We continued this approach for choosing the intra-LEGO Brick switching gear. Here we decided to use Brocade stackable switching technology. In general, it means that you can put a switch per cabinet and wire all the machines to it. When you add another cabinet you simply connect them in a chain that looks and acts like a single switch. You can grow such a stack up to 8 switches. At Outbrain, we try to eliminate single points of failure, so we have 2 stacks and machines are connected to both of them. Again, the stacking technology gave us the ability to not pay for network gear before we actually need it.

But what about Disaster Recovery (DR) headroom? (We decided to implement more than one location for disaster recovery as soon as we started generating revenue for our partners.)  As I said, this is a valid argument. When we had 2 datacenters, 50% of our computing power was dedicated to DR and not used in normal time. This was not ideal and we needed to improve that. Actually, the LEGO bricks helped here once again. This week we opened our 3rd datacenter in Chicago. The math is simple, by adding another location our headroom dropped to only 33% which is a lot of $$$ savings when your business grows. When we add the 4th it will drop to 25%, etc.

I guess now you understand the logic and we can mention some fun info about the DC implementation itself:

  • Datacenters communicate via a dedicated link, powered by our co-location vendor.
  • We use a Global DNS service to balance traffic between the datacenters.
  • In our newer datacenters, the power billing is a pay-per-use — no flat fees which again enable us to not pay for power we don’t use. It also motivates us to power off unneeded hardware and save power costs while saving the planet 🙂
  • Power is 208V which is more efficient than the regular 110v.
  • All servers are connected to a KVM to enable remote access to BIOS config if needed — much easier to manage from Israel and in general.
  • We have a lot of Dell C6100s in our datacenters so each node there is also connected to an IPMI network in order to remotely restart each node without rebooting all 4 nodes in that chassis.
  • You can read more about assembling these C6100s in Nathan’s detailed post.
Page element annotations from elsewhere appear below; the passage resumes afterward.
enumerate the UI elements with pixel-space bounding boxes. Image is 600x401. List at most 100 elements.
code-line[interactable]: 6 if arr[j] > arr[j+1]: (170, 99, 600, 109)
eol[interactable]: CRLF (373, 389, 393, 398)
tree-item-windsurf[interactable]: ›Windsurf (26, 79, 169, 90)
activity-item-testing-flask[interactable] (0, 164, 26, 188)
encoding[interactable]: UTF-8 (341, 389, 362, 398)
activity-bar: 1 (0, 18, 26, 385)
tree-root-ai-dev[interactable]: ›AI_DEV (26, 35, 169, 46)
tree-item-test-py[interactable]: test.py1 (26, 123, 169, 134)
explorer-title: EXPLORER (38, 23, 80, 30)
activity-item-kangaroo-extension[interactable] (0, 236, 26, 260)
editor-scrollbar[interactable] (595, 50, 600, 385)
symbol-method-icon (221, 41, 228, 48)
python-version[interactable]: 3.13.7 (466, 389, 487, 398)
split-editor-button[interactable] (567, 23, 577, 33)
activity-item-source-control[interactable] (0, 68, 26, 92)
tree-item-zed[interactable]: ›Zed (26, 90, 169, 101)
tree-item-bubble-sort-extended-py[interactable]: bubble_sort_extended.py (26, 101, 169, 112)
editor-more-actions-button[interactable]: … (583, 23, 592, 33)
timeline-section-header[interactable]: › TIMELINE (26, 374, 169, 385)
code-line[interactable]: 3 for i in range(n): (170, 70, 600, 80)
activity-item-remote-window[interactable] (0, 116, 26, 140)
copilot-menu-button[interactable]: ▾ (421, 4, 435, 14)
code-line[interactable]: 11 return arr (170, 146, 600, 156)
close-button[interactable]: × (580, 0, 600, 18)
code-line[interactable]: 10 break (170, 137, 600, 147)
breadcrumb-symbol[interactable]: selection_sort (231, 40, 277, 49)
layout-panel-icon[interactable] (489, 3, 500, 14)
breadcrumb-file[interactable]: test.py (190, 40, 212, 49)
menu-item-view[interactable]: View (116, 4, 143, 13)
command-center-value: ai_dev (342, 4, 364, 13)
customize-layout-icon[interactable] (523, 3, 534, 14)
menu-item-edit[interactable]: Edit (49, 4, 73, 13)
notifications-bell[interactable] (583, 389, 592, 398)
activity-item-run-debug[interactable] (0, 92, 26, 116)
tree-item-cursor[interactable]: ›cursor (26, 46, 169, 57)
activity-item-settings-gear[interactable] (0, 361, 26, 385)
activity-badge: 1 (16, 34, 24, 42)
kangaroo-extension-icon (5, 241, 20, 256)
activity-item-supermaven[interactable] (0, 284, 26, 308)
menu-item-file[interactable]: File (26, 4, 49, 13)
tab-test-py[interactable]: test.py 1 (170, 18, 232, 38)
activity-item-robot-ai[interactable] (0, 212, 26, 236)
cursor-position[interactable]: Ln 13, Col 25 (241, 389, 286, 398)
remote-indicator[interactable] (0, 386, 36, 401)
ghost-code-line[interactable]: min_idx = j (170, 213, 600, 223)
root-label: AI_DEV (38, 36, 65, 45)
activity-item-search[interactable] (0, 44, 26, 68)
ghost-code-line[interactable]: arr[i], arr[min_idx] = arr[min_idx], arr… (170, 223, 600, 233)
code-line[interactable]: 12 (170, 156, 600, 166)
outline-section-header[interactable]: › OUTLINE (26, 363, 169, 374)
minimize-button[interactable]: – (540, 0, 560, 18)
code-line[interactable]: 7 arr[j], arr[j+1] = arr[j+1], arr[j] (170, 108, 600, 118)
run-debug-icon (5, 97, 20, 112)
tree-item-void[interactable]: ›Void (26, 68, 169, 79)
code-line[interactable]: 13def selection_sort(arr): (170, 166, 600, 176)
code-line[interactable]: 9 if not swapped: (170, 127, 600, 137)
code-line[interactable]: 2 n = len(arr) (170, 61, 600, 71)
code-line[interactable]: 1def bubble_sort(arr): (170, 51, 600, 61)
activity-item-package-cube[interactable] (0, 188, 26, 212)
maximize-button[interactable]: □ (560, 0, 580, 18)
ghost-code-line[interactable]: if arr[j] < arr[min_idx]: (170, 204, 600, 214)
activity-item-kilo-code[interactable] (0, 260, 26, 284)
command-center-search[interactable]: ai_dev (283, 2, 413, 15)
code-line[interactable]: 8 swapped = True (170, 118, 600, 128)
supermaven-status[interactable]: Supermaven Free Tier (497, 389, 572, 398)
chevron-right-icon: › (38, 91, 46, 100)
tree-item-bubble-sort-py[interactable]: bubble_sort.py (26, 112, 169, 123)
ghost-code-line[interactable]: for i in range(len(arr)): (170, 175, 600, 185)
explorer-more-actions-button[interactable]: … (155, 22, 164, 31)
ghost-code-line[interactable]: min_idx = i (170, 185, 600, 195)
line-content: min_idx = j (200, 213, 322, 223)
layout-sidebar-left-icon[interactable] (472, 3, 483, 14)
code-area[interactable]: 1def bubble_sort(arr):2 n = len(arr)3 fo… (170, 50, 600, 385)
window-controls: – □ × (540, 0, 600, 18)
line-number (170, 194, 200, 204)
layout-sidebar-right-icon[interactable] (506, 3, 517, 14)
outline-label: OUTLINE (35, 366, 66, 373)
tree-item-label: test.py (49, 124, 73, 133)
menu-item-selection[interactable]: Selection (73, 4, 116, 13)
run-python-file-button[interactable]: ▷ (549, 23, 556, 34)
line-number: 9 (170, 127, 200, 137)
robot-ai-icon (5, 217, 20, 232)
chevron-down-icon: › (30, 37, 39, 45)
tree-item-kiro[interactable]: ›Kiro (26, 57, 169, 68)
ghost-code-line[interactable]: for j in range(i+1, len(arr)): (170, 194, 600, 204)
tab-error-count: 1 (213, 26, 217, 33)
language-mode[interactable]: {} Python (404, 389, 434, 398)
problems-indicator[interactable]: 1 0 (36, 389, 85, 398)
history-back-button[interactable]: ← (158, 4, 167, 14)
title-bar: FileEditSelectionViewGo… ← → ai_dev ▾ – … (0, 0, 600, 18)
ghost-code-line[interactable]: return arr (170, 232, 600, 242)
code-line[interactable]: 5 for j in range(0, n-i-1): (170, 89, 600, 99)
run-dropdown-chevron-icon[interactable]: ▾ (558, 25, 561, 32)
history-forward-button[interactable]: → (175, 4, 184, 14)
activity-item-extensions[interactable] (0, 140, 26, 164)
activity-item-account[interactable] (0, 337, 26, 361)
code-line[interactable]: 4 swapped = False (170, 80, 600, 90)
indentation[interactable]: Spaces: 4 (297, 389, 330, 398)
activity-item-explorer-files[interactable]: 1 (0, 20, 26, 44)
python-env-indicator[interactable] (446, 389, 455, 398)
I guess your question is “what does it take to manage this in terms of labor?” That answer is… not too much.

 

The Outbrain Operations team is a group of 4 Ops engineers. Most of the time they are not doing much related to the physical infrastructure, but like other ops teams, most of the time they handle the regular tasks of configuring infrastructure softwares (we use all of them from open source like MySQL, Cassandra, Hadoop, Hive, ActiveMQ, etc…), monitoring, code and system deployment (we heavily use Chef) etc.

In general, Operations’ role in the company is to keep the serving fast, reliable and (very important) cost-efficient.  This is the main reason why we invest time, knowledge and innovation in architecting our datacenters wisely.

I guess one of the next posts will be about our new Chicago data center and the concept of the “Dataless Datacenter.”